Here again you need to know how your system is supposed to work, how the flow of (air, water, data) is supposed to happen, how to test each point, and so on. But this gives you a logical approach to chasing down where the problem(s) lie.

Or as Deep Trhoat sai “Follow the money”.

I’m assuming you know what the problem is.

Breaking the problem down works very well except when it doesn’t. Doing this assumes you know how to solve the problem, but just don’t know the details of how to solve it. Wirth called it stepwise refinement, and is an excellent way of solving programming problems.

But getting the top level right is often the hard part. I just implemented something which struck me as very complicated - until I came up with a high level technique which let me do the whole thing in about five lines of code thanks to a good data structure.
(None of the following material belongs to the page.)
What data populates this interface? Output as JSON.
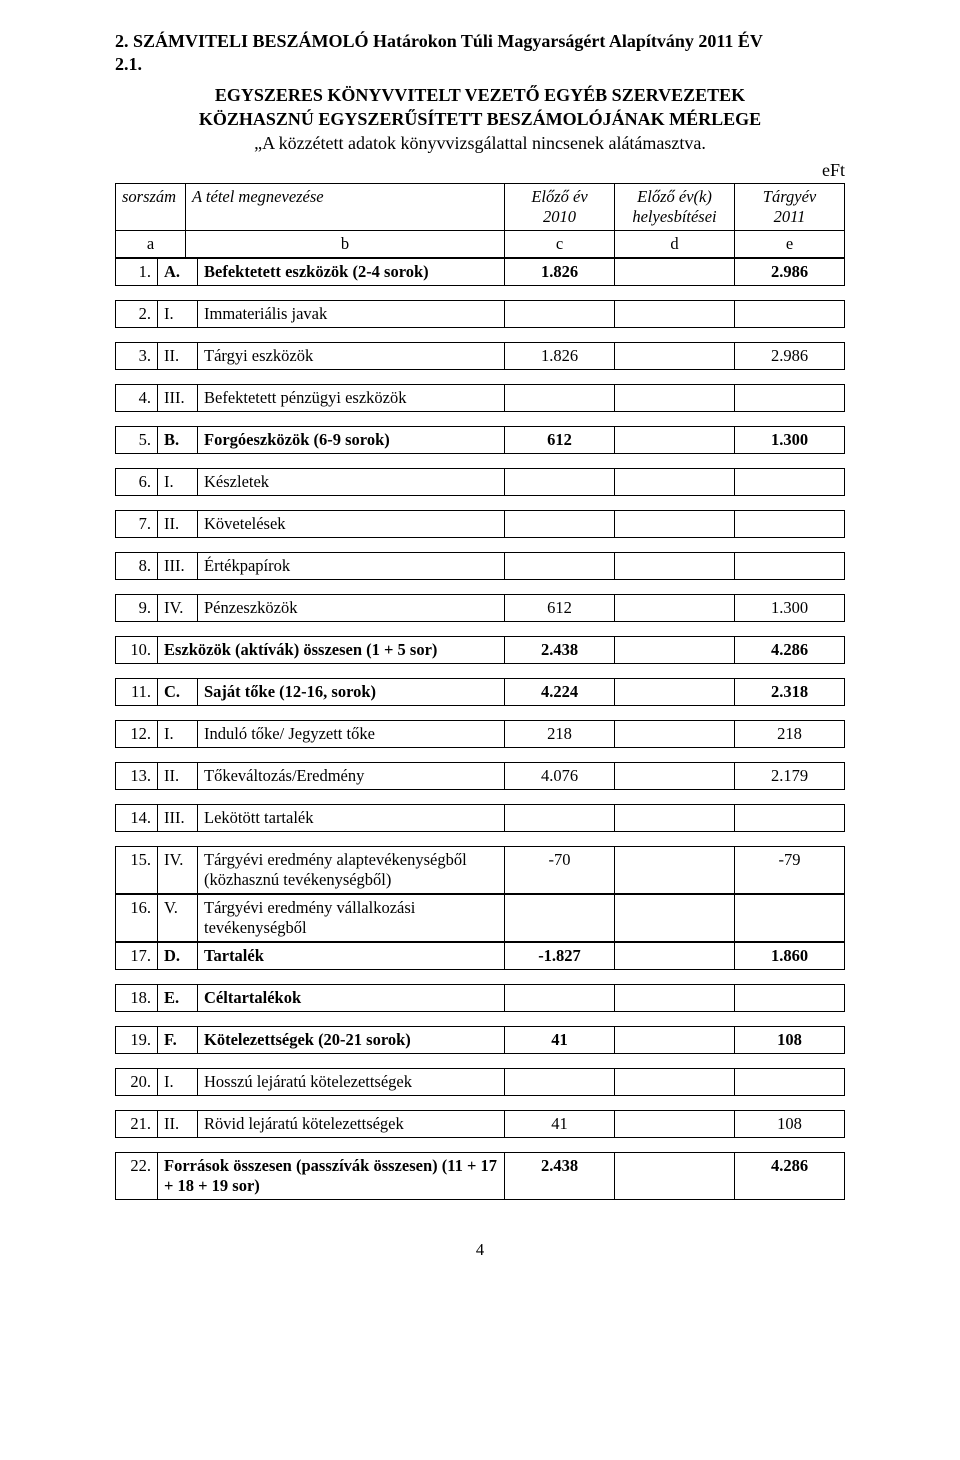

I’m really glad I didn’t proceed dividing up that problem, since my initial solution would have had a lot of pieces.

However the real way I do this is not going to help in AI. It is trusting my subconscious. Damon Knight’s recommendation for dealing with writing problems was exactly this - get all the pieces lined up and then wait for your subconscious to provide the answer. People come up with ideas in the shower since you can’t do anything else. I can’t do that at work - no showers - so I have two better methods. One is reading the Dope. For some reason if I pause, read and post, I’ll have the answer to a small section when I stop. The second is that I keep a journal - in a file - of everything I do, very stream of consciousness. The act of typing a description of a problem and my initial solution leads me both to the right solution and to discovering traps and bugs in my logic before I code. Then I read the Dope, and when I emerge I type a section of code which usually works perfectly the first time.
I don’t know what I’d do if my subconscious was dumb.